Terry Jeffrey

Now comes the case of Father Ray Leonard, a civilian priest, who serves on a contract bases as the Catholic chaplain at Naval Submarine Base Kings Bay in Georgia.

"Father Leonard was told that if he practiced his Catholic faith on the Naval Base, even on a volunteer basis, he would be subject to arrest," says the priest's lawsuit.

In brief, here is what happened:

Just before the government shutdown, Congress passed the Pay Our Military Act. This act said that during a shutdown, the government would continue to pay Defense contractors who "are providing support to members of the Armed Forces." After consulting with Attorney General Eric Holder's Justice Department, Secretary of Defense Chuck Hagel determined that this was limited to contract employees "whose responsibilities contribute to the morale, well-being, capabilities and readiness of covered military members during the lapse of appropriations."

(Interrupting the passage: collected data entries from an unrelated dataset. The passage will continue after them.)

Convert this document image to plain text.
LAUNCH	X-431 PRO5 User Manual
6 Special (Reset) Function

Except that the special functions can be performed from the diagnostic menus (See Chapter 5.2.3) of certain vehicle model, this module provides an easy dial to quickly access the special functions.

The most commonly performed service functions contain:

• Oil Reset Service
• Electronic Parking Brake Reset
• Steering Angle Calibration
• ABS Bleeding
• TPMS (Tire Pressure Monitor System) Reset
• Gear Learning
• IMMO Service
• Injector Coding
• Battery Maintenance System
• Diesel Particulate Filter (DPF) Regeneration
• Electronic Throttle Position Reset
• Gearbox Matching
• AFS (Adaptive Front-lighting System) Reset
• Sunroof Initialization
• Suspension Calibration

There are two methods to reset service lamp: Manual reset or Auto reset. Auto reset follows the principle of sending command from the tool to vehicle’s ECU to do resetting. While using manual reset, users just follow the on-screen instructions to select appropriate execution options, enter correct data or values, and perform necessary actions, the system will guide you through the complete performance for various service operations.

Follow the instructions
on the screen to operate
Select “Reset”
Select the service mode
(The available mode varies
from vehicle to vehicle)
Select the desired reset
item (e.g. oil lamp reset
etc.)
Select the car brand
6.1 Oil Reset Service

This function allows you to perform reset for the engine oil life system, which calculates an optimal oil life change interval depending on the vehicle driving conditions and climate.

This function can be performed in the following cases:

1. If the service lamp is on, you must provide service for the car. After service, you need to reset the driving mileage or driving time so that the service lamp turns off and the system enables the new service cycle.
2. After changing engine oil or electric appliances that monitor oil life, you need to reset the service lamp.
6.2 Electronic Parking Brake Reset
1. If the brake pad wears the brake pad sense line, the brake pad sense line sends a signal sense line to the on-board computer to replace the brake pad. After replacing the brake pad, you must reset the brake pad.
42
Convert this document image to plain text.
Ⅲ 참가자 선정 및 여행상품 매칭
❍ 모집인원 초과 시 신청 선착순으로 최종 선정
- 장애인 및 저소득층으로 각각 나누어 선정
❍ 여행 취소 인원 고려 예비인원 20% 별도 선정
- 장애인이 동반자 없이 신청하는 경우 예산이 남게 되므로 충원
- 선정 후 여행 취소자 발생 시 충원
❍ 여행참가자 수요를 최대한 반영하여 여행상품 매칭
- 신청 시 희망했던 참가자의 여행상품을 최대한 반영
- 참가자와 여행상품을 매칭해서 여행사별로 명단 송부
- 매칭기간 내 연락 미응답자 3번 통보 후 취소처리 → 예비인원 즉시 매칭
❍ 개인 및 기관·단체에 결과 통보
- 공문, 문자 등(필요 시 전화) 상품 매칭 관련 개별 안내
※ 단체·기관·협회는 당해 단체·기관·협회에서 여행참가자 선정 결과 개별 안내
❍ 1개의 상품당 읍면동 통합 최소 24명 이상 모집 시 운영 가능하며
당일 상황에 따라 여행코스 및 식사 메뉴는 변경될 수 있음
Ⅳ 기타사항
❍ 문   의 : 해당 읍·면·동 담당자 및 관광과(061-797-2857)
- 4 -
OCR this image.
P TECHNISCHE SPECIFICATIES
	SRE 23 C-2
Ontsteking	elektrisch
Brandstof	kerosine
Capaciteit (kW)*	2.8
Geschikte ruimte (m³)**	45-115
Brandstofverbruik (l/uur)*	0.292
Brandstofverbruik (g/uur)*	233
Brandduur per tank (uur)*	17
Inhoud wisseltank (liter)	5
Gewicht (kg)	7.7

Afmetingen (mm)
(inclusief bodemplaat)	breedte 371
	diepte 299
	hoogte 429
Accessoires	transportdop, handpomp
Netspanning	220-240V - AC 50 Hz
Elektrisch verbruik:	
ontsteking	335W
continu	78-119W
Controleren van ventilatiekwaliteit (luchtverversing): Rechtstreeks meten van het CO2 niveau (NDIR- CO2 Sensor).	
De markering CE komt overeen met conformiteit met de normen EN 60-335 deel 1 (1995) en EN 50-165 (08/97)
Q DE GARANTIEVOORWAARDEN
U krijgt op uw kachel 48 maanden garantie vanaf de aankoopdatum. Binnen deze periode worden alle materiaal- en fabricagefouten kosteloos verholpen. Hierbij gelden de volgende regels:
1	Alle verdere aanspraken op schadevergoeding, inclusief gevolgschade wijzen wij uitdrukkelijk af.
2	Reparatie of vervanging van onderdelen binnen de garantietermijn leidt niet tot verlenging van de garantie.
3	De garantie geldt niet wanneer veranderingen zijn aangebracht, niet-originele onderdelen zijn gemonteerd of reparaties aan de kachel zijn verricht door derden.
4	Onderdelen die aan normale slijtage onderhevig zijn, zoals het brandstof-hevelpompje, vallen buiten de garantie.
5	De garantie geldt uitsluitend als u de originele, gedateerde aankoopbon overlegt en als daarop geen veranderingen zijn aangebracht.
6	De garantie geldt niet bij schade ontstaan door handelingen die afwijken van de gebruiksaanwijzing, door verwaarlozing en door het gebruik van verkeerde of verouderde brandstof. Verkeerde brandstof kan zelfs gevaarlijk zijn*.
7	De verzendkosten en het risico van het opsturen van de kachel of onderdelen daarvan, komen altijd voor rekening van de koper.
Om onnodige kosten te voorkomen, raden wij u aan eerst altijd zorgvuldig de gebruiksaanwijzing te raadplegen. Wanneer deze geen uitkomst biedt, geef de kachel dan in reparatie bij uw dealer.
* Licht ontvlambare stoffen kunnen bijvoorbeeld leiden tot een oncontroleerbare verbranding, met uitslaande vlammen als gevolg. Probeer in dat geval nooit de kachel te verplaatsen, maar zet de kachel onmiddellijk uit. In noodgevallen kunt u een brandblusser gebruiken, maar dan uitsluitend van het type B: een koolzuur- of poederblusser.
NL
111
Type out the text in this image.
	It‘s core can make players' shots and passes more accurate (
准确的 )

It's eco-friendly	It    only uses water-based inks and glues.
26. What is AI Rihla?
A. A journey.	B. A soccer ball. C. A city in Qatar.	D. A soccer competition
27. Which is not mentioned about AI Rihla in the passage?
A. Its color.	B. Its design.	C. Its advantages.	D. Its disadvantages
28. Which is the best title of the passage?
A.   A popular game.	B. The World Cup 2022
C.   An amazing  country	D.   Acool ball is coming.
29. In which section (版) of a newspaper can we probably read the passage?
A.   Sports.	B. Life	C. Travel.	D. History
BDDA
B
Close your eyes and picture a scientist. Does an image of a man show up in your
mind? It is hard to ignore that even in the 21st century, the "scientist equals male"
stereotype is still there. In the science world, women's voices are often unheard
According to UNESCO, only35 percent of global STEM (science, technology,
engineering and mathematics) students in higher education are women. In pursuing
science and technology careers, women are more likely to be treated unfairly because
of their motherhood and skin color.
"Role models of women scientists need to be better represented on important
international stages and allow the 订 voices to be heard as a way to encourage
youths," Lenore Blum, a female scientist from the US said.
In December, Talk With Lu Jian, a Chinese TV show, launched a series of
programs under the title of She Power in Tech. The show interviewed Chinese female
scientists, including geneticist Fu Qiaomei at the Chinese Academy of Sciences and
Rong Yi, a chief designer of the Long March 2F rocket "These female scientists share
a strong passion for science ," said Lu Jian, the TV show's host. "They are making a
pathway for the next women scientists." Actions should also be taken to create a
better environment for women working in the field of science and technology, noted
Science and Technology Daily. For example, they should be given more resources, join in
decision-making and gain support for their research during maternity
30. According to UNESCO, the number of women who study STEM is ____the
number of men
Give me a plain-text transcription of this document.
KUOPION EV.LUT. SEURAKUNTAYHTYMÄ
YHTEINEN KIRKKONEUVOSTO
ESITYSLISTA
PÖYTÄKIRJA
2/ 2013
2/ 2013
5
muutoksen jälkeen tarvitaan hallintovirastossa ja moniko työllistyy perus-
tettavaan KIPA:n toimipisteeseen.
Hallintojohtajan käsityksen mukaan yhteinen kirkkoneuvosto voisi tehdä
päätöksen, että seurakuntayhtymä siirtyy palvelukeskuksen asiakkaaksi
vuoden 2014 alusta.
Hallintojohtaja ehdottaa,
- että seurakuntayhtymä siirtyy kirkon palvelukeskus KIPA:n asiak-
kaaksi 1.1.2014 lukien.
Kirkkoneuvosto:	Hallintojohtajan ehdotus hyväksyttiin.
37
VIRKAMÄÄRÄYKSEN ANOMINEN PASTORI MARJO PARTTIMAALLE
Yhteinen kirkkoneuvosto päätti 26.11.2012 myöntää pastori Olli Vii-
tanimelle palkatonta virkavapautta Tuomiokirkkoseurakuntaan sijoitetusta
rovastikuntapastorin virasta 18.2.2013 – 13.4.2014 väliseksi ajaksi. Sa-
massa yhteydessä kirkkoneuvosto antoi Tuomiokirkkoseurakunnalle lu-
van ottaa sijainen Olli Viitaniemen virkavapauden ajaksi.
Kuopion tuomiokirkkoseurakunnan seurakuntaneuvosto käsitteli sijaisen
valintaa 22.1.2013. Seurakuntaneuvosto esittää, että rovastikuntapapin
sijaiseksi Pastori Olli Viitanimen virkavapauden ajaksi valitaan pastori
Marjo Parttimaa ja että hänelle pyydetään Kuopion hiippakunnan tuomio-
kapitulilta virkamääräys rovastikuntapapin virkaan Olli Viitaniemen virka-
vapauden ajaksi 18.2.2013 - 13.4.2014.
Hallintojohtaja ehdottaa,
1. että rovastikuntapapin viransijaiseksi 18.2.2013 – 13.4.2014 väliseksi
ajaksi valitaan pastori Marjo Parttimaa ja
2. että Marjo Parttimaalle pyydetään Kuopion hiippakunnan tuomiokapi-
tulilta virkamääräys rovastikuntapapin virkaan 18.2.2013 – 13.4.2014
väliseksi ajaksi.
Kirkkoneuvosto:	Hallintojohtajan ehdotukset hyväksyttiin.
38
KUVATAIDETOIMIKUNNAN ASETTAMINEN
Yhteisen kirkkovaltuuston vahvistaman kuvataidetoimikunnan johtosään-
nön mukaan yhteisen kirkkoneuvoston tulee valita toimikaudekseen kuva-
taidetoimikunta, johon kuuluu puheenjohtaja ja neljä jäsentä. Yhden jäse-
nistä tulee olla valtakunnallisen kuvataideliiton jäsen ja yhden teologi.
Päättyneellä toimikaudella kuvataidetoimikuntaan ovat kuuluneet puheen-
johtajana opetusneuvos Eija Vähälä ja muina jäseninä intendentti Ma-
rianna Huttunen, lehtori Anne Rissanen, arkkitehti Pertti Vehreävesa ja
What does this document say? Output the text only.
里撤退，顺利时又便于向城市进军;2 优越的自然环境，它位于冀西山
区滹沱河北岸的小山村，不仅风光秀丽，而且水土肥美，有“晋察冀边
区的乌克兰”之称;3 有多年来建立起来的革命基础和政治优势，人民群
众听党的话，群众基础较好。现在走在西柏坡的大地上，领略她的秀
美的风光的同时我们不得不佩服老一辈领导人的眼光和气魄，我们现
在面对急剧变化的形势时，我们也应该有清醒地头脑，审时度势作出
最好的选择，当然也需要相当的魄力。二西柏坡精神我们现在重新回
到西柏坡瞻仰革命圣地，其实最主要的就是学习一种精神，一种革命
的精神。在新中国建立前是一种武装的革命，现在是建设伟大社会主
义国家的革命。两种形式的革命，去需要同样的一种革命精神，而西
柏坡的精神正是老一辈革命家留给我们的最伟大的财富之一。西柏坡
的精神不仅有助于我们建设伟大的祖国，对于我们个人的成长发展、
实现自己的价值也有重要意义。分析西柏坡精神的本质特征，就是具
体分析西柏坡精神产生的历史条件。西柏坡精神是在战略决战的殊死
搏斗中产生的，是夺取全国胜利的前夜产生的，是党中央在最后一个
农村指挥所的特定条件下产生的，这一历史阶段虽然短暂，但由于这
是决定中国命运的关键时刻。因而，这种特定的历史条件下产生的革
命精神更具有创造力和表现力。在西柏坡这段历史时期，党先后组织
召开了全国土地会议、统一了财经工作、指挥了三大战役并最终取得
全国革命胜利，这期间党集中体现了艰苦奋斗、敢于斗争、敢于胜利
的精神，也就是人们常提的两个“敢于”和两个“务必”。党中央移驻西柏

Hagel decided that civilian "family support" and "behavioral health" contractors met this standard, but that civilian Catholic priests serving as chaplains at U.S. military facilities around the globe did not.

The Catholic Archdiocese for the Military Services says during the shutdown, including through the last two Sundays, about 50 civilian Catholic priests who were working as contract chaplains have been prohibited from administering the sacraments on U.S. military bases.

Father Leonard is representative of these priests. "Father Leonard wishes to continue practicing his faith and ministering to his faith community free of charge on the Naval Submarine Base Kings Bay during the government shutdown, but has been told that he is subject to arrest if he does so," says the priest's lawsuit.

"In China, I was disallowed from performing public religious services due to the lack of religious freedom in China," Father Leonard, who served the Tibetan population for a decade, said in a statement. "I never imagined that when I returned home to the United States, that I would be forbidden from practicing my religious beliefs as I am called to do, and would be forbidden from helping and serving my faith community."

Under the Obama administration, Catholic chaplains are treated as if this were a People's Republic, and members of our military, who risk their lives to defend our liberty, are now prevented from giving thanks for it in God's own house.